In Decline Elsewhere?
A similar decline may have taken place in other countries within the West African chimpanzee range, says the new report, which was published today in the journal Conservation Biology.
The largest remaining population of the subspecies is believed to be in Guinea. But that belief is based on counts that are more than a decade old, according to the study.
In the falling West African chimp numbers, scientists see a door closing on their ability to understand and protect the subspecies.
"We know very little, really, about West African chimps compared to our knowledge of the East African chimp species," said Jill Pruetz of Iowa State University via email.
"Populations in Ivory Coast seemed to me the one place (and, perhaps Guinea) where we could still look," added Pruetz. The biological anthropologist, who was not involved in the study, is a National Geographic Society emerging explorer. (The National Geographic Society owns National Geographic News.)
Ape expert Frans de Waal of Emory University in Georgia described the report as "depressing."
"This study focuses on one rare subspecies of chimpanzee, but the same poor prospects hold for apes in general," said de Waal, who was not involved in the new research.

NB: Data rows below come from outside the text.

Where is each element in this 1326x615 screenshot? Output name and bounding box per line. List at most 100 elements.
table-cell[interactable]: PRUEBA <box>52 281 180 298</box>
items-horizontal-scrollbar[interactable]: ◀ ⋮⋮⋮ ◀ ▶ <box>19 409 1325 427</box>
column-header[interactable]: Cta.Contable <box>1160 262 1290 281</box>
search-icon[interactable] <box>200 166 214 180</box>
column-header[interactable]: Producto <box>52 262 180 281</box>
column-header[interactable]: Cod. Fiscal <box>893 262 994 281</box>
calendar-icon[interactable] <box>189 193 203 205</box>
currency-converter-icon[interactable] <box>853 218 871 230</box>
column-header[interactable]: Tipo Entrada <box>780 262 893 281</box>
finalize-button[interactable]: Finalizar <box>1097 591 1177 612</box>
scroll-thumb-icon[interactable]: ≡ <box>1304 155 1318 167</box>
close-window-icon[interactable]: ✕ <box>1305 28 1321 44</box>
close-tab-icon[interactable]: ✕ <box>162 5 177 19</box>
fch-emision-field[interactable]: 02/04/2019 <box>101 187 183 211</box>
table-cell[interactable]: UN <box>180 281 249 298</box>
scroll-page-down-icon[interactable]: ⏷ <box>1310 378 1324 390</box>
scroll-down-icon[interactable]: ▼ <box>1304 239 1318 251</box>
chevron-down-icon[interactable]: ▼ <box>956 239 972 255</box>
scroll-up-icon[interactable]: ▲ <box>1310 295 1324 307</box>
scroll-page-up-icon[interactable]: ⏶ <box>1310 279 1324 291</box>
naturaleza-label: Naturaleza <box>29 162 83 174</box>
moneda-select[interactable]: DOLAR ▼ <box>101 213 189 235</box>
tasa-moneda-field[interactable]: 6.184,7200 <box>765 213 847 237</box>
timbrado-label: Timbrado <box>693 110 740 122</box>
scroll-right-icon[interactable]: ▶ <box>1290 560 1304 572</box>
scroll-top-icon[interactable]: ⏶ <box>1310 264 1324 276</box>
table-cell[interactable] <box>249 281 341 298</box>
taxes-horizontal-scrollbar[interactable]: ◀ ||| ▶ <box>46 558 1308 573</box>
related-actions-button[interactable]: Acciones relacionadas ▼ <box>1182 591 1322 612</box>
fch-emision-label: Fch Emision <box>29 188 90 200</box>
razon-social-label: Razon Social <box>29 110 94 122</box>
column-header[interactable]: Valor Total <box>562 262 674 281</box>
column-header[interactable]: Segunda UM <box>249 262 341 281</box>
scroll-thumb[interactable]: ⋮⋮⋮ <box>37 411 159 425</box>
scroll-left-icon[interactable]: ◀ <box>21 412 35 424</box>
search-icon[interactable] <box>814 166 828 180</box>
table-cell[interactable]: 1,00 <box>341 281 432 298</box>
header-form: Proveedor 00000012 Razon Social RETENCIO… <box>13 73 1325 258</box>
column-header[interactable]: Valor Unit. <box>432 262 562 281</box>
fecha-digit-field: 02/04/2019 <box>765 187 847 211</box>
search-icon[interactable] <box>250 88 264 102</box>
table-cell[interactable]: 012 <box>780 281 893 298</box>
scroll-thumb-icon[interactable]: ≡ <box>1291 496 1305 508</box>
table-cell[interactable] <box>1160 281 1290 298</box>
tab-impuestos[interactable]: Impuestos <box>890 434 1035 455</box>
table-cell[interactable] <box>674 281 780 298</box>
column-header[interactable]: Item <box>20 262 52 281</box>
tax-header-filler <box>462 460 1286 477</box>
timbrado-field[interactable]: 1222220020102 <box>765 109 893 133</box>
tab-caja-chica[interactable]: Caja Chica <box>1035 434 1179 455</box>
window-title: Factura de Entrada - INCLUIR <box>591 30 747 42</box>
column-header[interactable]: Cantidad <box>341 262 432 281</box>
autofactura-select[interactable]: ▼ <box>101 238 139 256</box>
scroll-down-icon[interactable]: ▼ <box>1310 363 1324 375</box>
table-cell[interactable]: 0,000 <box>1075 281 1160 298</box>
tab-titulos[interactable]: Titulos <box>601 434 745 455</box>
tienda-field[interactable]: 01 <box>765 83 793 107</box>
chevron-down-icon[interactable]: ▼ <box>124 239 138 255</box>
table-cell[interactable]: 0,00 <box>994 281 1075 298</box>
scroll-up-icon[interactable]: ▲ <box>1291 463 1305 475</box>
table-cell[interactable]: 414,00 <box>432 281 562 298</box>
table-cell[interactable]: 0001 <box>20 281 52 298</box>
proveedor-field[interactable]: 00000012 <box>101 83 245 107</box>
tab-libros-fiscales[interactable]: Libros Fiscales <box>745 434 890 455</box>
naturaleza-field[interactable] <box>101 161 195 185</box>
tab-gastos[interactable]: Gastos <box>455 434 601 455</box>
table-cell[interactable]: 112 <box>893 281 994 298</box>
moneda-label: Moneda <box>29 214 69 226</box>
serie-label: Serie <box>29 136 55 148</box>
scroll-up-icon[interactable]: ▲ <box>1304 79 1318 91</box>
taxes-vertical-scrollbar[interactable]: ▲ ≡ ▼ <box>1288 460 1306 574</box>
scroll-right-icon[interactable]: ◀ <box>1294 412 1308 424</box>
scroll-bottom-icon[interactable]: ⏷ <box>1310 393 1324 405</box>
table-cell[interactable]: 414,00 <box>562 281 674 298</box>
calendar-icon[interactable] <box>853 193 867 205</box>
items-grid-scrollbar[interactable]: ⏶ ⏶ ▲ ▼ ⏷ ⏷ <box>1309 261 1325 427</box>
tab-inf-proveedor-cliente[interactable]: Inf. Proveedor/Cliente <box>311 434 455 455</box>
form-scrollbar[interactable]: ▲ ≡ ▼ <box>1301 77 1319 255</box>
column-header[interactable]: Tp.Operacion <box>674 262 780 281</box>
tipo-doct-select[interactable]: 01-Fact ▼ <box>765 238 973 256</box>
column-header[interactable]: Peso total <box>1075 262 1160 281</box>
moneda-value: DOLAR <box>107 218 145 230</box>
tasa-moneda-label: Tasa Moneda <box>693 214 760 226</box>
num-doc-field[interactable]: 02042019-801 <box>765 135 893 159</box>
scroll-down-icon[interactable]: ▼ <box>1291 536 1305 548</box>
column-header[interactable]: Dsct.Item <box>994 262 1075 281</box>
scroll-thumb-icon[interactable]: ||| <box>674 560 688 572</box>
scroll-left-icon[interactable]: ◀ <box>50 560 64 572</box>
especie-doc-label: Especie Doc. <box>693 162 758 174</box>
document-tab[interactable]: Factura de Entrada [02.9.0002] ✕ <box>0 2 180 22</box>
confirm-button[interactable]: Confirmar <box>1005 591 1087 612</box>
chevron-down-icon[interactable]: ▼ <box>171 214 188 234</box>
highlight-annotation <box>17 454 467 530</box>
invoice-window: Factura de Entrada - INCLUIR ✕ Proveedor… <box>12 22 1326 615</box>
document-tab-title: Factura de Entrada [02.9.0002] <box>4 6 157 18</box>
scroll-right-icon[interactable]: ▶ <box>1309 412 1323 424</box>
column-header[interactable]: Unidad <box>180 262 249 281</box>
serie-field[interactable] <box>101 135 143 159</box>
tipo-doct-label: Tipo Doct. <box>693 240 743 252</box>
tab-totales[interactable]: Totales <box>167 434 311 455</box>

De Waal fears the report is "one of many to come."
Conservation Works
During the recent study, in all but 3 of the 11 survey sites, researchers found significantly fewer chimp nests—platforms built of branches high in the trees—than had been found in 1989-90.
In Marahoué National Park, study co-author Campbell found only one nest, versus 234 in 1989-90.
Two of the sites where West African chimps have not declined had only a few to begin with.
The third site is Taï National Park, a UNESCO World Heritage site that has benefited from intensive research and conservation efforts, according to the report.
The Taï numbers suggest that the apes' numbers respond to stable conservation efforts, according to scientists involved with the research.
"We urgently need to locate the viable population of western chimpanzees" in order to protect them, Campbell said.
Emory University's de Waal said preventing illegal hunting would be key.
"Unless we can put a stop to poaching—not just forbidding it but actually monitoring and stopping it—these trends may continue," he said.